CORTEG: Foundation Models Enable Cross-Modality Representation Transfer from Scalp to Intracranial Brain Recordings
Researchers introduce CORTEG, a framework that adapts pretrained scalp-EEG foundation models to intracranial ECoG recordings, enabling brain-computer interfaces to learn across patients with minimal calibration time. The approach demonstrates competitive or superior performance on finger trajectory and audio envelope decoding tasks while reducing per-patient training requirements to 10-30 minutes.
CORTEG represents a meaningful advancement in brain-computer interface technology by solving a persistent practical constraint: the scarcity of intracranial ECoG data per patient. Traditional BCI systems require extensive subject-specific training, limiting clinical deployment and scalability. This research demonstrates that knowledge learned from abundant scalp-EEG datasets transfers effectively to higher-fidelity intracranial recordings through careful architectural design, including an electrode-aware spatial adapter and dual-stream tokenization for different frequency bands.
The foundation model approach reflects a broader paradigm shift in neurotechnology, mirroring gains achieved across machine learning by pretraining on large datasets and fine-tuning for specific tasks. Prior BCI work remained compartmentalized by patient due to individual neuroanatomical differences; CORTEG's cross-patient learning capability addresses this fragmentation. The framework's ability to calibrate new patients in minutes rather than hours represents genuine clinical utility, reducing setup burden for medical practitioners and patients.

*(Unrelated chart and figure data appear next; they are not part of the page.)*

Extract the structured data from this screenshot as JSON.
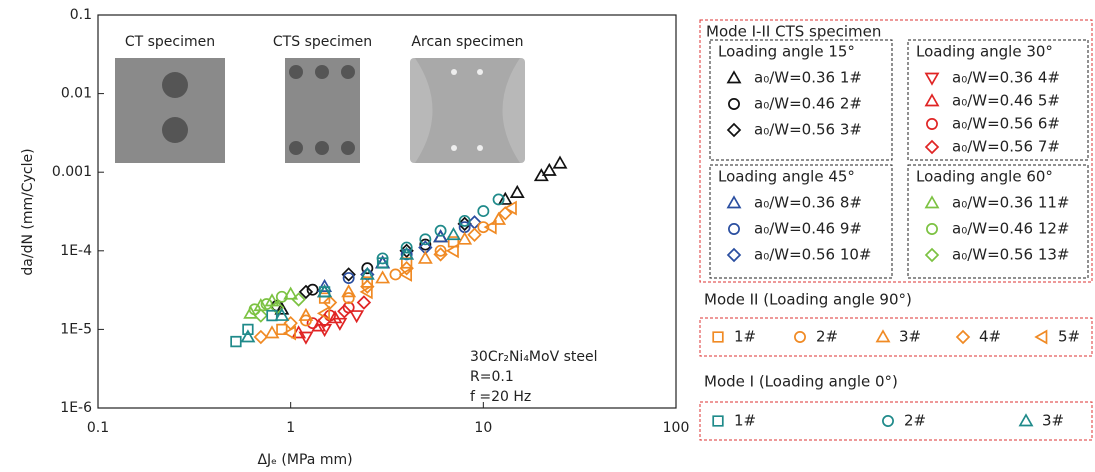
{
  "chart_data": {
    "type": "scatter",
    "xlabel": "ΔJₑ (MPa mm)",
    "ylabel": "da/dN (mm/Cycle)",
    "log_x": true,
    "log_y": true,
    "xlim": [
      0.1,
      100
    ],
    "ylim": [
      1e-06,
      0.1
    ],
    "xticks": [
      0.1,
      1,
      10,
      100
    ],
    "yticks": [
      {
        "value": 1e-06,
        "label": "1E-6"
      },
      {
        "value": 1e-05,
        "label": "1E-5"
      },
      {
        "value": 0.0001,
        "label": "1E-4"
      },
      0.001,
      0.01,
      0.1
    ],
    "images": [
      "CT specimen",
      "CTS specimen",
      "Arcan specimen"
    ],
    "annotation": [
      "30Cr₂Ni₄MoV steel",
      "R=0.1",
      "f =20 Hz"
    ],
    "series_groups": [
      {
        "title": "Mode I-II CTS specimen",
        "groups": [
          {
            "title": "Loading angle 15°",
            "series": [
              {
                "name": "a₀/W=0.36 1#",
                "color": "#111111",
                "marker": "triangle-up",
                "x": [
                  0.9,
                  1.5,
                  3,
                  6,
                  13,
                  15,
                  20,
                  22,
                  25
                ],
                "y": [
                  1.8e-05,
                  3e-05,
                  7e-05,
                  0.00015,
                  0.00045,
                  0.00055,
                  0.0009,
                  0.00105,
                  0.0013
                ]
              },
              {
                "name": "a₀/W=0.46 2#",
                "color": "#111111",
                "marker": "circle",
                "x": [
                  0.85,
                  1.3,
                  2.5,
                  5
                ],
                "y": [
                  2e-05,
                  3.2e-05,
                  6e-05,
                  0.00012
                ]
              },
              {
                "name": "a₀/W=0.56 3#",
                "color": "#111111",
                "marker": "diamond",
                "x": [
                  1.2,
                  2,
                  4,
                  8
                ],
                "y": [
                  3e-05,
                  5e-05,
                  0.0001,
                  0.00022
                ]
              }
            ]
          },
          {
            "title": "Loading angle 30°",
            "series": [
              {
                "name": "a₀/W=0.36 4#",
                "color": "#e02424",
                "marker": "triangle-down",
                "x": [
                  1.2,
                  1.5,
                  1.8,
                  2.2
                ],
                "y": [
                  8e-06,
                  1e-05,
                  1.2e-05,
                  1.5e-05
                ]
              },
              {
                "name": "a₀/W=0.46 5#",
                "color": "#e02424",
                "marker": "triangle-up",
                "x": [
                  1.1,
                  1.4,
                  1.7
                ],
                "y": [
                  9e-06,
                  1.1e-05,
                  1.4e-05
                ]
              },
              {
                "name": "a₀/W=0.56 6#",
                "color": "#e02424",
                "marker": "circle",
                "x": [
                  1.3,
                  1.6,
                  2
                ],
                "y": [
                  1.2e-05,
                  1.5e-05,
                  1.9e-05
                ]
              },
              {
                "name": "a₀/W=0.56 7#",
                "color": "#e02424",
                "marker": "diamond",
                "x": [
                  1.5,
                  1.9,
                  2.4
                ],
                "y": [
                  1.3e-05,
                  1.7e-05,
                  2.2e-05
                ]
              }
            ]
          },
          {
            "title": "Loading angle 45°",
            "series": [
              {
                "name": "a₀/W=0.36 8#",
                "color": "#2a4ea0",
                "marker": "triangle-up",
                "x": [
                  1.5,
                  3,
                  6
                ],
                "y": [
                  3.5e-05,
                  7e-05,
                  0.00015
                ]
              },
              {
                "name": "a₀/W=0.46 9#",
                "color": "#2a4ea0",
                "marker": "circle",
                "x": [
                  2,
                  4,
                  8
                ],
                "y": [
                  4.5e-05,
                  9e-05,
                  0.0002
                ]
              },
              {
                "name": "a₀/W=0.56 10#",
                "color": "#2a4ea0",
                "marker": "diamond",
                "x": [
                  2.5,
                  5,
                  9
                ],
                "y": [
                  5e-05,
                  0.00011,
                  0.00023
                ]
              }
            ]
          },
          {
            "title": "Loading angle 60°",
            "series": [
              {
                "name": "a₀/W=0.36 11#",
                "color": "#7cc242",
                "marker": "triangle-up",
                "x": [
                  0.62,
                  0.7,
                  0.8,
                  1
                ],
                "y": [
                  1.6e-05,
                  2e-05,
                  2.3e-05,
                  2.8e-05
                ]
              },
              {
                "name": "a₀/W=0.46 12#",
                "color": "#7cc242",
                "marker": "circle",
                "x": [
                  0.65,
                  0.75,
                  0.9
                ],
                "y": [
                  1.8e-05,
                  2.1e-05,
                  2.6e-05
                ]
              },
              {
                "name": "a₀/W=0.56 13#",
                "color": "#7cc242",
                "marker": "diamond",
                "x": [
                  0.7,
                  0.85,
                  1.1
                ],
                "y": [
                  1.5e-05,
                  1.9e-05,
                  2.4e-05
                ]
              }
            ]
          }
        ]
      },
      {
        "title": "Mode II (Loading angle 90°)",
        "series": [
          {
            "name": "1#",
            "color": "#f08a24",
            "marker": "square",
            "x": [
              0.9,
              1.5,
              2.5,
              4,
              7
            ],
            "y": [
              1e-05,
              2.5e-05,
              4e-05,
              7e-05,
              0.00013
            ]
          },
          {
            "name": "2#",
            "color": "#f08a24",
            "marker": "circle",
            "x": [
              1.2,
              2,
              3.5,
              6,
              10
            ],
            "y": [
              1.3e-05,
              2.5e-05,
              5e-05,
              0.0001,
              0.0002
            ]
          },
          {
            "name": "3#",
            "color": "#f08a24",
            "marker": "triangle-up",
            "x": [
              0.8,
              1.2,
              2,
              3,
              5,
              8,
              12
            ],
            "y": [
              9e-06,
              1.5e-05,
              3e-05,
              4.5e-05,
              8e-05,
              0.00014,
              0.00025
            ]
          },
          {
            "name": "4#",
            "color": "#f08a24",
            "marker": "diamond",
            "x": [
              0.7,
              1,
              1.6,
              2.5,
              4,
              6,
              9,
              13
            ],
            "y": [
              8e-06,
              1.2e-05,
              2.2e-05,
              3.5e-05,
              6e-05,
              9e-05,
              0.00016,
              0.0003
            ]
          },
          {
            "name": "5#",
            "color": "#f08a24",
            "marker": "triangle-left",
            "x": [
              1,
              1.5,
              2.5,
              4,
              7,
              11,
              14
            ],
            "y": [
              9e-06,
              1.6e-05,
              3e-05,
              5e-05,
              0.0001,
              0.0002,
              0.00035
            ]
          }
        ]
      },
      {
        "title": "Mode I (Loading angle 0°)",
        "series": [
          {
            "name": "1#",
            "color": "#1f8a8a",
            "marker": "square",
            "x": [
              0.52,
              0.6,
              0.8,
              1.5,
              3
            ],
            "y": [
              7e-06,
              1e-05,
              1.5e-05,
              3e-05,
              7e-05
            ]
          },
          {
            "name": "2#",
            "color": "#1f8a8a",
            "marker": "circle",
            "x": [
              3,
              4,
              5,
              6,
              8,
              10,
              12
            ],
            "y": [
              8e-05,
              0.00011,
              0.00014,
              0.00018,
              0.00024,
              0.00032,
              0.00045
            ]
          },
          {
            "name": "3#",
            "color": "#1f8a8a",
            "marker": "triangle-up",
            "x": [
              0.6,
              0.9,
              1.5,
              2.5,
              4,
              7
            ],
            "y": [
              8e-06,
              1.5e-05,
              3e-05,
              5e-05,
              9e-05,
              0.00016
            ]
          }
        ]
      }
    ]
  }
}
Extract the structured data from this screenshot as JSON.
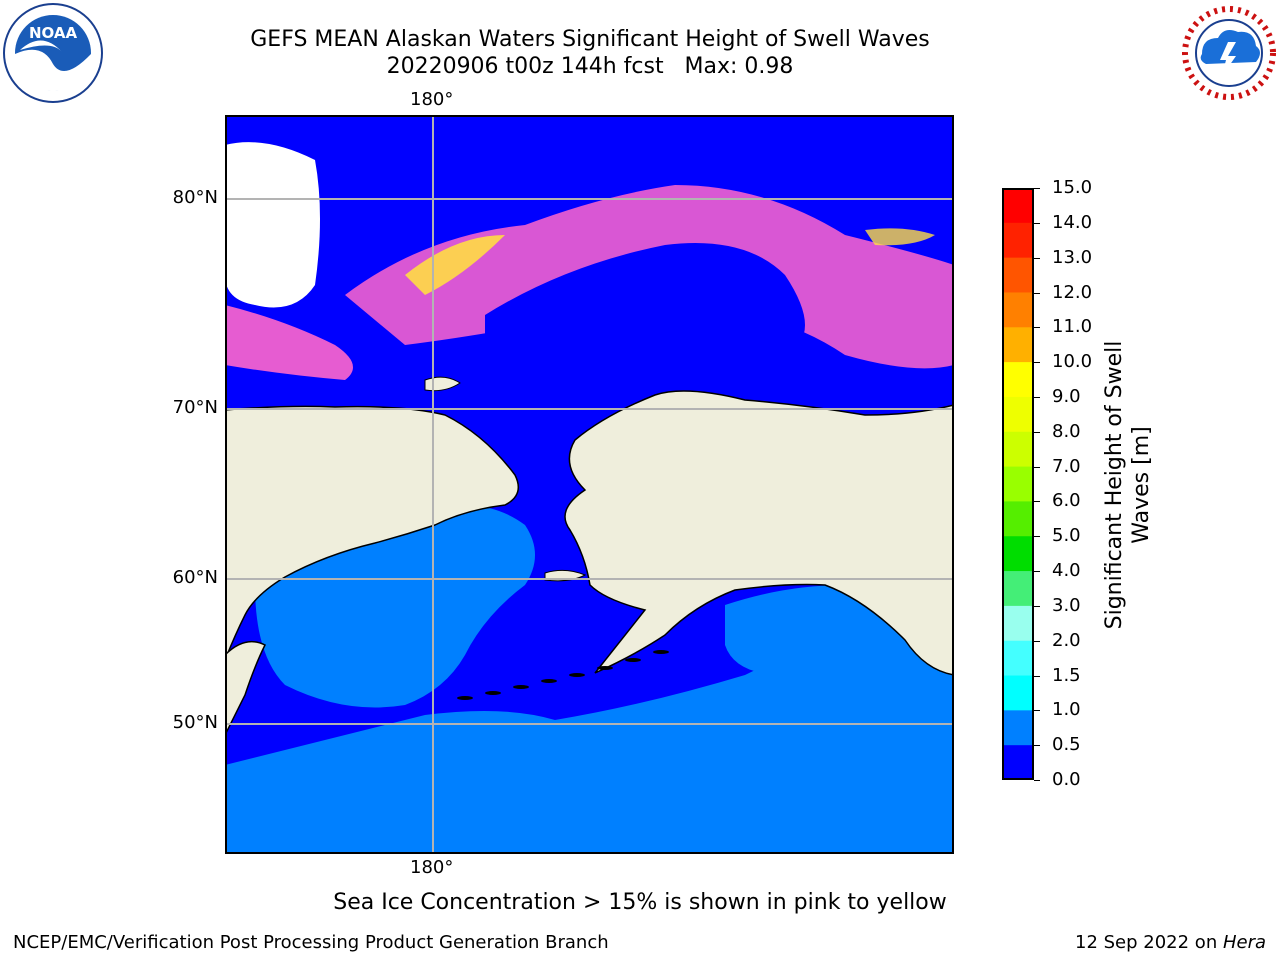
{
  "header": {
    "title_line1": "GEFS MEAN Alaskan Waters Significant Height of Swell Waves",
    "title_line2": "20220906 t00z 144h fcst   Max: 0.98"
  },
  "logos": {
    "left": {
      "name": "noaa-logo",
      "text": "NOAA"
    },
    "right": {
      "name": "nws-logo",
      "text": "NATIONAL WEATHER SERVICE"
    }
  },
  "map": {
    "lon_label_top": "180°",
    "lon_label_bottom": "180°",
    "lat_labels": [
      "80°N",
      "70°N",
      "60°N",
      "50°N"
    ],
    "colors": {
      "ocean_low": "#0000ff",
      "ocean_mid": "#0080ff",
      "land": "#efeedc",
      "ice_pink": "#ff66cc",
      "ice_yellow": "#ffdd44",
      "grid": "#b3b3b3"
    }
  },
  "colorbar": {
    "label": "Significant Height of Swell Waves [m]",
    "ticks": [
      "15.0",
      "14.0",
      "13.0",
      "12.0",
      "11.0",
      "10.0",
      "9.0",
      "8.0",
      "7.0",
      "6.0",
      "5.0",
      "4.0",
      "3.0",
      "2.0",
      "1.5",
      "1.0",
      "0.5",
      "0.0"
    ],
    "colors": [
      "#ff0000",
      "#ff2200",
      "#ff5500",
      "#ff8000",
      "#ffb000",
      "#ffff00",
      "#eeff00",
      "#ccff00",
      "#99ff00",
      "#55ee00",
      "#00dd00",
      "#44ee77",
      "#99ffee",
      "#44ffff",
      "#00ffff",
      "#0080ff",
      "#0000ff"
    ]
  },
  "note": "Sea Ice Concentration > 15% is shown in pink to yellow",
  "footer": {
    "left": "NCEP/EMC/Verification Post Processing Product Generation Branch",
    "right_prefix": "12 Sep 2022 on ",
    "right_host": "Hera"
  }
}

For the BCI and neurotechnology industry, this validates that foundation models extend beyond language and vision domains into neural signal processing. Companies developing clinical BCIs, neuroprosthetics, or brain-computer communication systems gain a reusable pretraining paradigm that accelerates development cycles and reduces data collection requirements. The work strengthens investment theses in neural interface companies by demonstrating technical pathways to faster clinical deployment.
The statistical significance observed primarily on the audio task suggests domain-specific transfer effectiveness varies, indicating future work should explore what signal characteristics enable robust cross-modality adaptation. Scaling this approach to larger ECoG datasets and additional decoding tasks remains the immediate research frontier.
- βCORTEG successfully transfers scalp-EEG foundation model knowledge to intracranial ECoG recordings, enabling cross-patient learning and competitive decoding performance.
- βNew patients can be calibrated in 10-30 minutes on a single GPU, substantially reducing setup time compared to traditional subject-specific BCI approaches.
- βThe framework achieved highest mean correlation on finger trajectory regression and statistically significant improvements on audio envelope regression tasks.
- βCross-modality transfer effectiveness varies by task, with stronger results on audio decoding, suggesting domain-specific signal characteristics influence adaptation success.
- βFoundation model pretraining applied to neural signal processing opens new pathways for data-efficient clinical BCI deployment and patient accessibility.